The Design and Formative Evaluation of Experiential Learning Activities in an Online Masters Course

Concurrent Session 5

Session Materials

Brief Abstract

Experiential learning (EL) opportunities such as internships, co-ops, and project-based courses help students gain real-world experiences in their profession. However, most of the research has focused on how to design and deliver EL for undergraduates in a face-to-face environment. We will share our approach to the design of EL activities in an online masters project management course. We hope to engage conference participants in an interactive discussion about the merits and applications of EL. 

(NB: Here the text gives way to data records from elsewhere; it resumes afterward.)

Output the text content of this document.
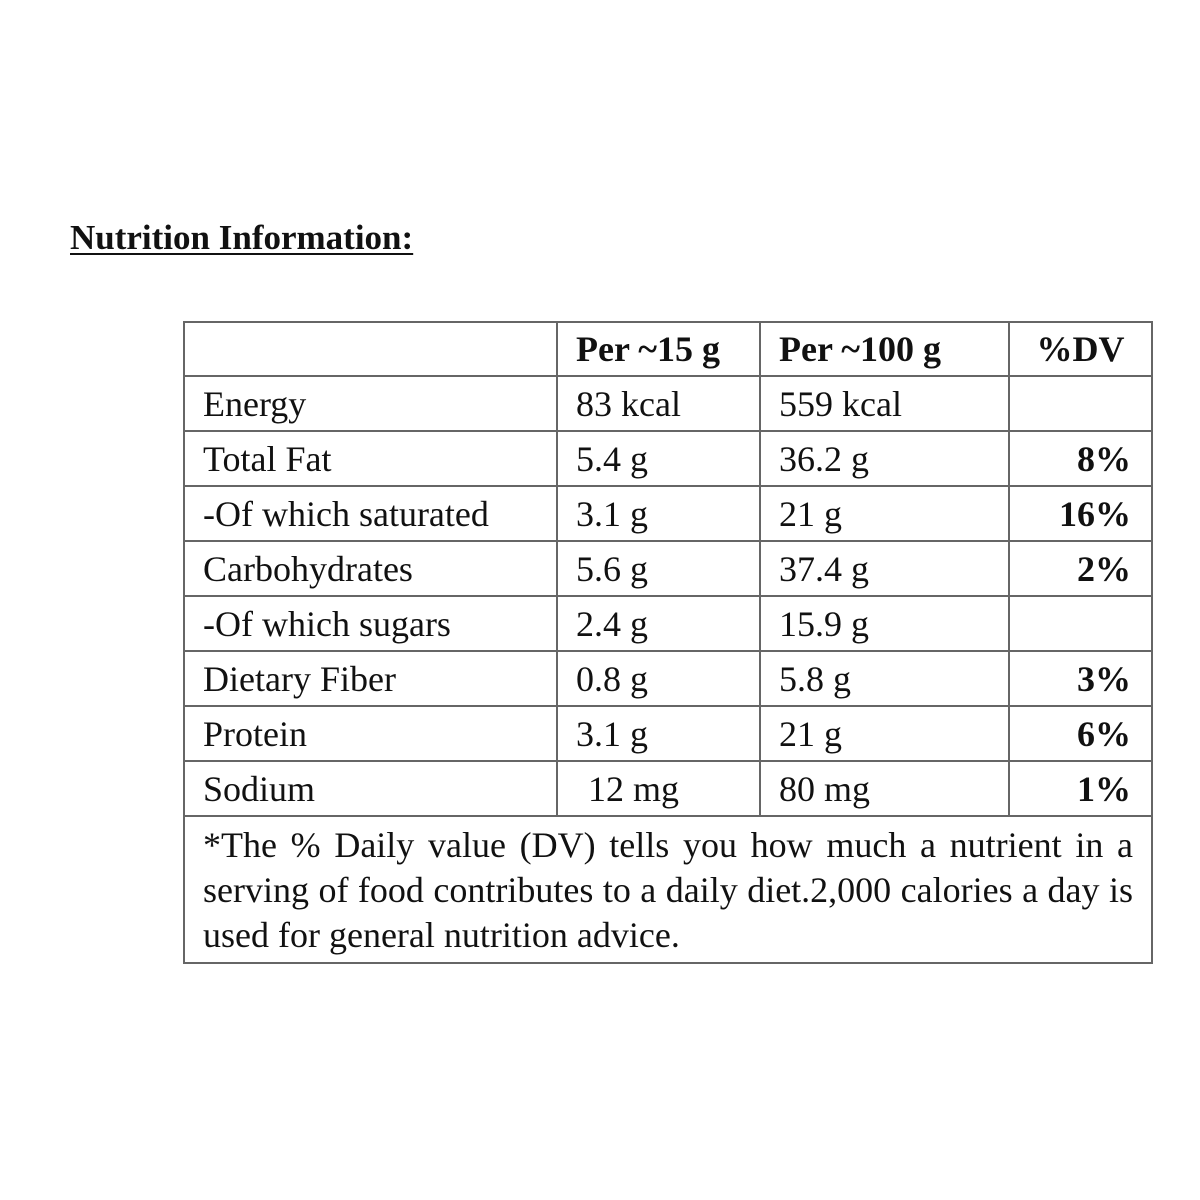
Nutrition Information:
	Per ~15 g	Per ~100 g	%DV
Energy	83 kcal	559 kcal	
Total Fat	5.4 g	36.2 g	8%
-Of which saturated	3.1 g	21 g	16%
Carbohydrates	5.6 g	37.4 g	2%
-Of which sugars	2.4 g	15.9 g	
Dietary Fiber	0.8 g	5.8 g	3%
Protein	3.1 g	21 g	6%
Sodium	12 mg	80 mg	1%
*The % Daily value (DV) tells you how much a nutrient in a serving of food contributes to a daily diet.2,000 calories a day is used for general nutrition advice.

Marti Snyder is an associate professor in the Department of Information Systems and Cybersecurity in the College of Engineering at Nova Southeastern University. Marti teaches undergraduate and graduate courses in learning design and technology, design thinking, project management, and computing privacy and ethics. She also chairs doctoral student dissertations. Marti researches effective designs for teaching and learning in blended, online, mobile, and virtual learning environments; socially conscious design; and issues relating to technology use among older adults. Her work crosses multiple disciplines including education, engineering, information systems, and health professions. Marti has published articles in national and international journals and is an active reviewer for journals and conferences in her field. Her current research focuses on use of remote monitoring technologies by informal caregivers as well as effective instructional designs for blended learning, simulations, and mixed-reality. For more information visit:

Extended Abstract

Grounded in the early works of Dewey, Lewin, and Piaget, experiential learning (EL) serves as a foundation for lifelong learning and the development of the whole self as a citizen, family member and human being (Kolb, 2015). Efforts to develop experiences to prepare students for professional careers are not new and experiences such as internships, co-ops, study abroad, service learning, and project-based courses are common among traditional undergraduate education to help students gain real-world experiences in their profession (Jacoby, 2015; Monroe, et al., 2006; Pollard, 2012). However, most of the research has focused on how to design and deliver EL for undergraduates in a face-to-face environment. Fewer studies have offered guidance on how to implement EL with graduate students in online and networked learning environments (Campbell, 2016; Strait & Sauer, 2004).

The goal of this presentation is to describe how EL activities benefit graduate students, in particular, share how we are implementing EL activities in an online masters project management course, and discuss next steps in terms of further developing guidelines for the design of online graduate EL courses that are effective, efficient, and appealing (Reigeluth & Frick, 1999).

First, we will describe the context by providing an overview of our university’s experiential education and learning (ExEL) framework including curricular and co-curricular opportunities.  Second, we will address the unique characteristics of our undergraduate and graduate populations and the implications for the design of EL. Third, we will present how we designed, developed, and implemented EL activities in an online graduate project management course that was delivered during the Summer 2017 term. Finally, we will share the professor’s reflection of the course including what worked, what didn’t work, and what improvements can be made as well as our next steps in the formative evaluation process (Schön, 1983; Reigeluth & Frick, 1999).

Our presentation will run about 25-30 minutes. We want to allow ample time (at least 15-20 minutes) for interaction and discussion with participants about the merits and applications of EL in various contexts and disciplines. In addition to responding to questions relating to our work, we would also like to learn how participants might be using EL within their organizations. Why are they using EL? At what levels are they implementing EL and how (i.e., undergraduate, graduate, on campus, online, blended)? In what disciplines are they using EL? What types of EL activities work for them? What lessons have they learned? How are they assessing EL activities? If they are not currently using EL, how might they take what they have learned in the presentation and apply it to their environment? Depending on the size of the group, we will determine whether to facilitate questions and discussion in small groups or all of the participants together.


Campbell, G. (2016, January/February). Networked learning as experiential learning. Educause Review, 70-71.

Jacoby, B. (2015). Service-learning essentials: Questions, answers, and lessons learned. San Francisco, CA: Jossey-Bass.

Kolb, D.A. (2015). Experiential learning: Experience as the source of learning and development. (2nd ed.). Upper Saddle River, NJ. Pearson Education, Inc.

Monroe, W.T., Mailander, M. & Lima, M. (2006). Focus on experiential education: A freshman engineering program in biological engineering. International Journal of Engineering Education, 22(6), 1129-1138.

Pollard, C.E. (2012). Lessons learned from client projects in an undergraduate project management course. Journal of Information Systems Education, 23(3), 271-282.

Reigeluth, C. M., & Frick, T. W. (1999). Formative research: A methodology for creating and improving design theories. In C. M. Reigeluth (Ed.), Instructional-design theories and models, Volume II: A new paradigm of instructional theory (pp. 633-651). Mahwah, NJ: Lawrence Erlbaum.

Schön, D. (1983). The reflective practitioner: How professionals think in action (1st ed.). Basic Book, Inc.

Strait, J. & Sauer, T. (2004). Constructing experiential learning for online courses: The birth of E-service. Educause Quarterly, 62-65.